By mid-2021, Henry had been a patient at the Lakka hospital for over two years, and he was still sick. His parents, seeing him decline in their weekly visits, begged to take him home so they could be with their son in his final days. But just then, Henry became the very first Sierra Leonean patient to receive a newly designed treatment regimen that included bedaquiline. This new treatment is quicker, less toxic and more effective — and it saved Henry’s life. After more than 1,000 days of constant hospitalization and intensive treatment, Henry was at last cured. When I visited him recently, he was a healthy 20-year-old living with his family in Freetown.
“I am so happy to be home again,” he told me. Henry is attending university now, studying human resource management.
This year, hundreds of thousands of people who should survive TB will instead die because they cannot afford or don’t have access to the best and newest treatments. The end of the bedaquiline patent would result in many of those lives being saved.
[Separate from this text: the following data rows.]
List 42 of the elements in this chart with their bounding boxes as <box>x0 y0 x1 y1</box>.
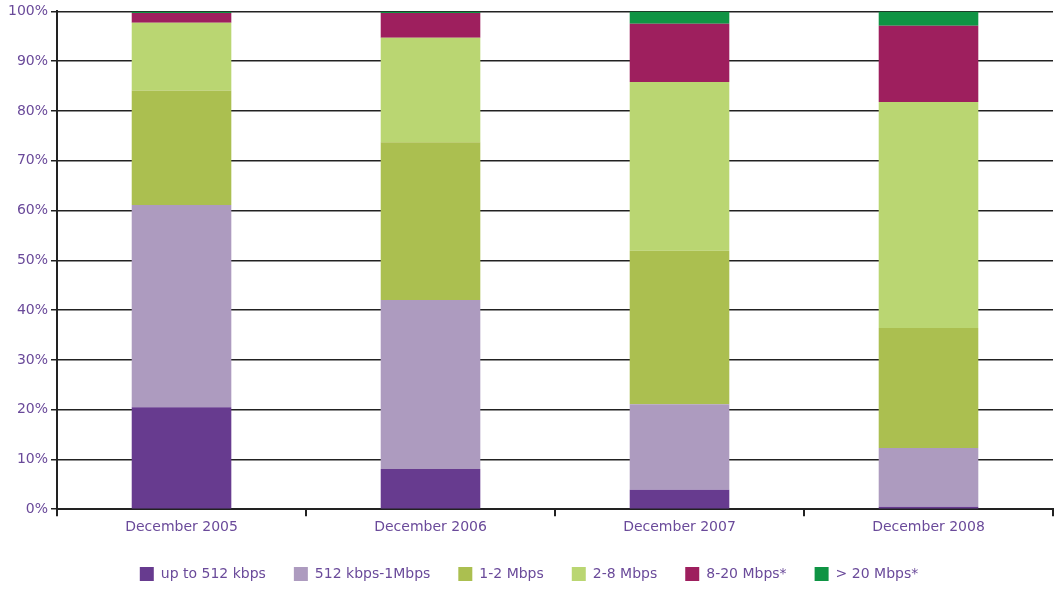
y-tick-label: 10% <box>16 450 49 467</box>
bar <box>629 23 730 83</box>
x-tick-label: December 2005 <box>125 518 238 535</box>
bar <box>131 90 232 206</box>
bar <box>131 407 232 509</box>
bar <box>878 328 979 448</box>
bar <box>629 82 730 251</box>
y-tick-label: 100% <box>7 2 49 19</box>
bar <box>131 12 232 23</box>
y-tick-label: 40% <box>16 300 49 317</box>
x-tick-label: December 2006 <box>374 518 487 535</box>
legend-label: 2-8 Mbps <box>592 564 658 581</box>
bar <box>131 22 232 91</box>
bar <box>380 37 481 143</box>
y-tick-label: 90% <box>16 51 49 68</box>
legend-label: 1-2 Mbps <box>479 564 544 581</box>
y-tick-label: 0% <box>25 499 49 516</box>
bar <box>131 205 232 408</box>
bar <box>878 25 979 102</box>
bar <box>629 11 730 24</box>
legend-label: 8-20 Mbps* <box>706 564 787 581</box>
y-tick-label: 70% <box>16 151 49 168</box>
bar <box>380 142 481 301</box>
x-tick-label: December 2007 <box>623 518 736 535</box>
bar <box>878 11 979 26</box>
legend-label: 512 kbps-1Mbps <box>314 564 431 581</box>
y-tick-label: 50% <box>16 250 49 267</box>
bar <box>380 300 481 469</box>
legend-label: > 20 Mbps* <box>835 564 919 581</box>
bar <box>380 12 481 38</box>
y-tick-label: 60% <box>16 201 49 218</box>
bar <box>380 468 481 509</box>
y-tick-label: 30% <box>16 350 49 367</box>
bar <box>878 102 979 328</box>
x-tick-label: December 2008 <box>872 518 985 535</box>
bar <box>629 489 730 509</box>
bar <box>629 404 730 490</box>
y-tick-label: 20% <box>16 400 49 417</box>
bar <box>629 250 730 405</box>
bar <box>878 447 979 507</box>
y-tick-label: 80% <box>16 101 49 118</box>
legend-label: up to 512 kbps <box>160 564 266 581</box>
In March, regulators in India rejected Johnson & Johnson’s attempt to extend its patent, opening the way for production of generic bedaquiline there, but it can be difficult for poorer nations to challenge big pharmaceutical companies.
I’m glad Johnson & Johnson has profited from manufacturing and selling bedaquiline. Pharmaceutical companies need to see the value of investing in new tuberculosis treatments. But a decade after the drug’s emergence, it is high time for the company to relinquish its extended patent claims. Governments primarily funded bedaquiline’s development, and we can pressure our governments to make the drug widely and affordably available. This means telling elected representatives that the use of secondary patents in deeply impoverished communities is unconscionable; it means supporting organizations fighting for expanded TB treatment access, such as Doctors Without Borders and Partners in Health; and it means urging Johnson & Johnson to behave responsibly.
Roughly 4,000 people on this planet died of tuberculosis yesterday. From a curable disease. We need not accept such a world. TB treatment must be made available to all, so that tuberculosis can become what it should have been long ago: history.